Four generations of custom AI silicon in two years. That's the pace Meta has set with its MTIA (Meta Training and Inference Accelerator) program, which the company detailed in a recent blog post. Most chip programs take three to five years between major generations. Meta is running at roughly double that speed.
The problem driving this investment is real: serving AI across Facebook, Instagram, and WhatsApp means running inference - the process of using a trained AI model to generate a result, like a feed ranking or a content recommendation - billions of times per day. At that volume, every fraction of a cent saved per query becomes meaningful. Meta describes it as one of the most demanding infrastructure challenges in computing, which isn't marketing language when you're handling that volume of traffic.
This is the same logic that pushed Google toward TPUs and Amazon toward its Inferentia and Trainium chips. Build hardware optimized for your specific workloads instead of paying for the general-purpose capabilities of NVIDIA GPUs that you don't need. The difference with Meta is the pace - four chips in two years signals they've moved past experimentation and into genuine dependence on their own silicon.

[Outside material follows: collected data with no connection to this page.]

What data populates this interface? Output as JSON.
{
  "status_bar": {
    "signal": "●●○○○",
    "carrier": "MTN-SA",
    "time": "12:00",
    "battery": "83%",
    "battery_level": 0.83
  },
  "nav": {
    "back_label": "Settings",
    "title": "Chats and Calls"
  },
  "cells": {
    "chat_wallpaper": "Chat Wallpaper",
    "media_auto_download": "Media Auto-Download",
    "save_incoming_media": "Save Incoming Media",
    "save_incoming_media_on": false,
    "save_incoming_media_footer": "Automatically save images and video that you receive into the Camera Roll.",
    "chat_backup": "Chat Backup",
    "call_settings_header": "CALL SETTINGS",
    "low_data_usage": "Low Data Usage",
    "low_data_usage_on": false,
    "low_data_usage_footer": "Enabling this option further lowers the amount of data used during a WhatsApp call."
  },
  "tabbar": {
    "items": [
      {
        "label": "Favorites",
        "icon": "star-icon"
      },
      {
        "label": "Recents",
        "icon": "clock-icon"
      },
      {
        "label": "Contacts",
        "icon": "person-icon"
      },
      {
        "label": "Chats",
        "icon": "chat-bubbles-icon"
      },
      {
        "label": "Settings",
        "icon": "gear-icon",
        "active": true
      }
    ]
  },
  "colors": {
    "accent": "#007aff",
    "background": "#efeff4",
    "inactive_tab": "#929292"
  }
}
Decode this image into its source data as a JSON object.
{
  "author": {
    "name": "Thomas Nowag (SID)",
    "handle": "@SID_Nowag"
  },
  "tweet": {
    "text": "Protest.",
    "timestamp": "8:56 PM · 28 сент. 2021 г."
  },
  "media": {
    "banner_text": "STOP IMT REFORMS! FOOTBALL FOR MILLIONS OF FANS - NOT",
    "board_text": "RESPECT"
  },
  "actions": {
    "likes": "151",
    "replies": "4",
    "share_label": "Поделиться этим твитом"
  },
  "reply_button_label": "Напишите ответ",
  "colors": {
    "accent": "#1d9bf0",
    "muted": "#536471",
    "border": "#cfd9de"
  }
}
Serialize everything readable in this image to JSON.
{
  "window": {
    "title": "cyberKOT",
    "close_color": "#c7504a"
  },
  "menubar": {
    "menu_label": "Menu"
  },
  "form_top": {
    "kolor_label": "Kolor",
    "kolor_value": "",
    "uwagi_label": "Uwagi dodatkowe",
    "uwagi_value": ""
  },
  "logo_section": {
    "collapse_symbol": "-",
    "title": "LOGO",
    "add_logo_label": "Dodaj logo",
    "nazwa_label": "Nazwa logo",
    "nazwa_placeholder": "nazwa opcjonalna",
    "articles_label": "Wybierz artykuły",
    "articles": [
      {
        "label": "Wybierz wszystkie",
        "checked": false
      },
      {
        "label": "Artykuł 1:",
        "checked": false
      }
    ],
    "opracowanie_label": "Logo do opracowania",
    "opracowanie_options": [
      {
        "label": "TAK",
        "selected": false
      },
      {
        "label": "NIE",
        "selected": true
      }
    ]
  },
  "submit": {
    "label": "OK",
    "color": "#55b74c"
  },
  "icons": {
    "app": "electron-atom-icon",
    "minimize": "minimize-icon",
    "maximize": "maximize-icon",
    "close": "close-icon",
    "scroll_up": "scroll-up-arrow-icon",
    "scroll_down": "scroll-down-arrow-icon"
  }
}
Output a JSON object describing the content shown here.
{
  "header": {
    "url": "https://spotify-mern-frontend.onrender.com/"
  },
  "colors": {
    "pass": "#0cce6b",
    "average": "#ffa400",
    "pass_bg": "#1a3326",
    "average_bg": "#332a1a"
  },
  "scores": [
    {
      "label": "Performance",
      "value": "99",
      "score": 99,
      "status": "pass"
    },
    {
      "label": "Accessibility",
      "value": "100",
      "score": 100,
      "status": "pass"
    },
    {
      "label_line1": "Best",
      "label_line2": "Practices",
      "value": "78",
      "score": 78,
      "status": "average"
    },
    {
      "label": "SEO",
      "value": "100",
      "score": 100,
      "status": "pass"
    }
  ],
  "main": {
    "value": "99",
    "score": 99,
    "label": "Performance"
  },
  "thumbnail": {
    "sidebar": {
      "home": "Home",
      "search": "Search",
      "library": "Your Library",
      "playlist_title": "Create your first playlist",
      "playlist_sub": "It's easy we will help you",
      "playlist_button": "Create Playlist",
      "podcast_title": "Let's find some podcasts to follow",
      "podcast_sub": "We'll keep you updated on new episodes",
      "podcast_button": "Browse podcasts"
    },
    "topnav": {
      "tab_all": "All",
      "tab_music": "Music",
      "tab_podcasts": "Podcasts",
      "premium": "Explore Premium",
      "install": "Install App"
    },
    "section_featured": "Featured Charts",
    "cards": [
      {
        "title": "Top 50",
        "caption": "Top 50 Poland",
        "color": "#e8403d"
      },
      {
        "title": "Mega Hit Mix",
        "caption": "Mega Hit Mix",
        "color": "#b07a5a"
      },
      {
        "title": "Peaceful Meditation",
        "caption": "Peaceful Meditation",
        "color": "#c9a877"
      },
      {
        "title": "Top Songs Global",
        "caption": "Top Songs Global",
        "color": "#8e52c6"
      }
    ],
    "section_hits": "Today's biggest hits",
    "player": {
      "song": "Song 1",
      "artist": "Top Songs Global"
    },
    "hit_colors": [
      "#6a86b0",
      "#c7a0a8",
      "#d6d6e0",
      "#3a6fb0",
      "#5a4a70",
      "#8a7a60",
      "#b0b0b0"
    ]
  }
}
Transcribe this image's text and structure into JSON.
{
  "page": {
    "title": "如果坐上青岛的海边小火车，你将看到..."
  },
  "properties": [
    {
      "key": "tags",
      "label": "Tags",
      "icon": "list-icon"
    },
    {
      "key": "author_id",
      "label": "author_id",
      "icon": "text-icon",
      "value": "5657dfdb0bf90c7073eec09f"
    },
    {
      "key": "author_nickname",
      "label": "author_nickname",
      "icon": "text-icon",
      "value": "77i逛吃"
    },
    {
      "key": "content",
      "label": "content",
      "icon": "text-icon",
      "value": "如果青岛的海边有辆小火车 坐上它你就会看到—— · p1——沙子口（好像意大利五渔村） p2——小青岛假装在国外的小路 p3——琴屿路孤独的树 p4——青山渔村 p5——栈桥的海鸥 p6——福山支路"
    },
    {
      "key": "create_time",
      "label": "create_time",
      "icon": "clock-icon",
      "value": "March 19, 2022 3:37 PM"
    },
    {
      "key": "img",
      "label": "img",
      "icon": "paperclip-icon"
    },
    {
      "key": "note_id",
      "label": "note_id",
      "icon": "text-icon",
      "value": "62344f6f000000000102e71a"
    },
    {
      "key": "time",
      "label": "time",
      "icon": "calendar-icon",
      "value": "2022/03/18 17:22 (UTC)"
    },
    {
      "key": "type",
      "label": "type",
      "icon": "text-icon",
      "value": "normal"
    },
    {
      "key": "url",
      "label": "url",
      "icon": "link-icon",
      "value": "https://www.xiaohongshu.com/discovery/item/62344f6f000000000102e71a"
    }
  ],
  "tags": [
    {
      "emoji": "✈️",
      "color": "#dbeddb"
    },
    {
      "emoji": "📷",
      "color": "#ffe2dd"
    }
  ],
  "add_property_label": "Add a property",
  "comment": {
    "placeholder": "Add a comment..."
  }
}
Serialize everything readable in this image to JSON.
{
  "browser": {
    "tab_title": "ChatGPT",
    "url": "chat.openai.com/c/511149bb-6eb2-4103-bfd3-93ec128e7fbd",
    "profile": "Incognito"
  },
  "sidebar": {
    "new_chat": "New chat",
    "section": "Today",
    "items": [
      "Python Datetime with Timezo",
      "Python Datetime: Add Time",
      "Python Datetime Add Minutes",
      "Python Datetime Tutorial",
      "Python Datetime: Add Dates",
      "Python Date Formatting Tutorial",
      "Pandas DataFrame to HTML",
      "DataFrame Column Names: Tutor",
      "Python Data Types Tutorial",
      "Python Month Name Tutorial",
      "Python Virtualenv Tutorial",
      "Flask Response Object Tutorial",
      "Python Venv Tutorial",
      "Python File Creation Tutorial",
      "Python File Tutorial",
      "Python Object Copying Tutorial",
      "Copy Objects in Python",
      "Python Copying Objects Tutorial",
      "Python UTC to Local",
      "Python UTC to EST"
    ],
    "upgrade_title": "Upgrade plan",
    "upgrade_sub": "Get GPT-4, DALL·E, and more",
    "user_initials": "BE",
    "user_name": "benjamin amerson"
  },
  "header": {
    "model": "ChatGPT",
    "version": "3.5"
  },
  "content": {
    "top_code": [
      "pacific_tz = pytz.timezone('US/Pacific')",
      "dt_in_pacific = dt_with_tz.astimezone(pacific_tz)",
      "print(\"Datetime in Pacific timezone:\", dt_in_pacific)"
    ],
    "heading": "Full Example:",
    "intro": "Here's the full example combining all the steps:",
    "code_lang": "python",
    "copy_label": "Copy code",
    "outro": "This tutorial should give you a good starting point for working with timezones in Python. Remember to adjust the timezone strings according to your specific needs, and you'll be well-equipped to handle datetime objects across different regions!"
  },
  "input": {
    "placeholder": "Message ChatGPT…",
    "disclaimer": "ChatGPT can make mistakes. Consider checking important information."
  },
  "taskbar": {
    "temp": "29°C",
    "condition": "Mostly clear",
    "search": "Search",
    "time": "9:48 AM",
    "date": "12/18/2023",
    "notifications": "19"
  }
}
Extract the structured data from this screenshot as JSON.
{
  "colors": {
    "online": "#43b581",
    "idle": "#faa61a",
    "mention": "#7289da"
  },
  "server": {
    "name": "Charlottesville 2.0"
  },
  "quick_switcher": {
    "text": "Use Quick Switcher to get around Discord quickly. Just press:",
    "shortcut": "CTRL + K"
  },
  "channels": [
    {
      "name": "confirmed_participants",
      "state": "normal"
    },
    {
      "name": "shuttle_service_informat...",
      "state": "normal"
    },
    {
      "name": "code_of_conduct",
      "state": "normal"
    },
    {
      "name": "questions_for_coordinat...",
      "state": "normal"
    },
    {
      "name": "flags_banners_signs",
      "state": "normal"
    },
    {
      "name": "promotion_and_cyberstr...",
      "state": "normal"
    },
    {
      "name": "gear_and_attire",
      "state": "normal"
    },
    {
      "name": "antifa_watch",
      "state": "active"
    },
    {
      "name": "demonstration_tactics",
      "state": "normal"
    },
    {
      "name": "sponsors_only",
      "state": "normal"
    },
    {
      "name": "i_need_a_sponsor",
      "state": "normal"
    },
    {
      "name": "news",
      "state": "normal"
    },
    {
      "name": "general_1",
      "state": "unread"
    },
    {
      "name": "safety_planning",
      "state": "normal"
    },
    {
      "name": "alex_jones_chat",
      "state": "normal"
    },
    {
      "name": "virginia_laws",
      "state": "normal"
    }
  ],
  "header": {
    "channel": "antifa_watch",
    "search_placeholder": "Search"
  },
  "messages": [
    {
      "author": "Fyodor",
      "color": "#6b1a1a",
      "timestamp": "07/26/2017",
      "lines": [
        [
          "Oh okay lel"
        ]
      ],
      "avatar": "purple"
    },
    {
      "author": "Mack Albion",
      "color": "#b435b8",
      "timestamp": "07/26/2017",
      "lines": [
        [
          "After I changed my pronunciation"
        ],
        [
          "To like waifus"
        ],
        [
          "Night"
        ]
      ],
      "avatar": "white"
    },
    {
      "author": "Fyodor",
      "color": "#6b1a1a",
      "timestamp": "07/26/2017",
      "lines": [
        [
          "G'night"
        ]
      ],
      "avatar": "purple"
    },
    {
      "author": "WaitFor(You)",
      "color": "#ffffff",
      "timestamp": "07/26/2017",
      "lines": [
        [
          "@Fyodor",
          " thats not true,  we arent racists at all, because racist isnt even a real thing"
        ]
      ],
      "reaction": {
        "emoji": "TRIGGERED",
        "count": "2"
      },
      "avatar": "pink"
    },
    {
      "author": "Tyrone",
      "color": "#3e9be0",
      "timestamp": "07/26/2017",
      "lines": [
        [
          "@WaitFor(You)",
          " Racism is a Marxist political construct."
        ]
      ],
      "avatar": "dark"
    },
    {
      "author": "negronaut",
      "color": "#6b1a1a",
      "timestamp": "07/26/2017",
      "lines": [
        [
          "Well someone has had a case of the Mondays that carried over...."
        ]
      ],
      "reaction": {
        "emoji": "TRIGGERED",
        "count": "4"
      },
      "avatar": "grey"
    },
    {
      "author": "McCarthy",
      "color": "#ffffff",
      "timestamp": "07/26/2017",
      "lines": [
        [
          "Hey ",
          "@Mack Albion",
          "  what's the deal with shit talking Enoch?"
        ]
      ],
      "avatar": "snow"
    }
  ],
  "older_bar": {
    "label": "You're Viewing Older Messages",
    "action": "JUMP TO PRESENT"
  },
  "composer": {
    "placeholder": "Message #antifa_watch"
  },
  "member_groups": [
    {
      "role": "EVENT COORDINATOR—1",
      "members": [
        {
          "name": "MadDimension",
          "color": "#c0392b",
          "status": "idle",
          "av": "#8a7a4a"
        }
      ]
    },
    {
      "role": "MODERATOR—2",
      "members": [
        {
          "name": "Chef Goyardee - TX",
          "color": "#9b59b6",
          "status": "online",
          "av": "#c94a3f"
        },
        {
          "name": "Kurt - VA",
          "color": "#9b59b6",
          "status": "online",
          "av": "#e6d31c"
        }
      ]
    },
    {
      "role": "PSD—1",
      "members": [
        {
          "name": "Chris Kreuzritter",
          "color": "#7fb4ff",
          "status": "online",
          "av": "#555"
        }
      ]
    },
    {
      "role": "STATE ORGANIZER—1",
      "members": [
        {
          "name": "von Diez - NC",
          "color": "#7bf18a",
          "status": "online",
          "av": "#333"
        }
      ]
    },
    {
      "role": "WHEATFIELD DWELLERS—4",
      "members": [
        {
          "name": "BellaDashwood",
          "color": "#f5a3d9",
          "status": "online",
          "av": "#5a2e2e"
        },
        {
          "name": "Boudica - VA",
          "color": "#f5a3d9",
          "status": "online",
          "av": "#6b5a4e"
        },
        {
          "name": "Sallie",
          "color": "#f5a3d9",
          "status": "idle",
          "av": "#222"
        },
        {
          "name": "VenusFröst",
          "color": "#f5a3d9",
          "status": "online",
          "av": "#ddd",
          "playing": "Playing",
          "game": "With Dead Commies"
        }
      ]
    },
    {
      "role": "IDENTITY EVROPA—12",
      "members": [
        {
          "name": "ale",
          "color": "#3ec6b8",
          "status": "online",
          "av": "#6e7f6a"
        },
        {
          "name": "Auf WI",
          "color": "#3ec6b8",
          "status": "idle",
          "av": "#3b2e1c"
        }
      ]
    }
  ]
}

What This Means Beyond Meta's Walls
Meta's chip program is one concrete reason Llama models can be released as free, open-weight models while still being economically sustainable. When your inference costs are substantially lower than competitors who pay full cloud GPU rates, you have room to give things away that others can't afford to.
For the AI tools industry more broadly, this reinforces an infrastructure gap between the large platform companies and everyone else. OpenAI and Anthropic still price their APIs around cloud GPU costs. Meta is systematically reducing its exposure to that cost structure. Four chips in two years suggests the gap will keep widening.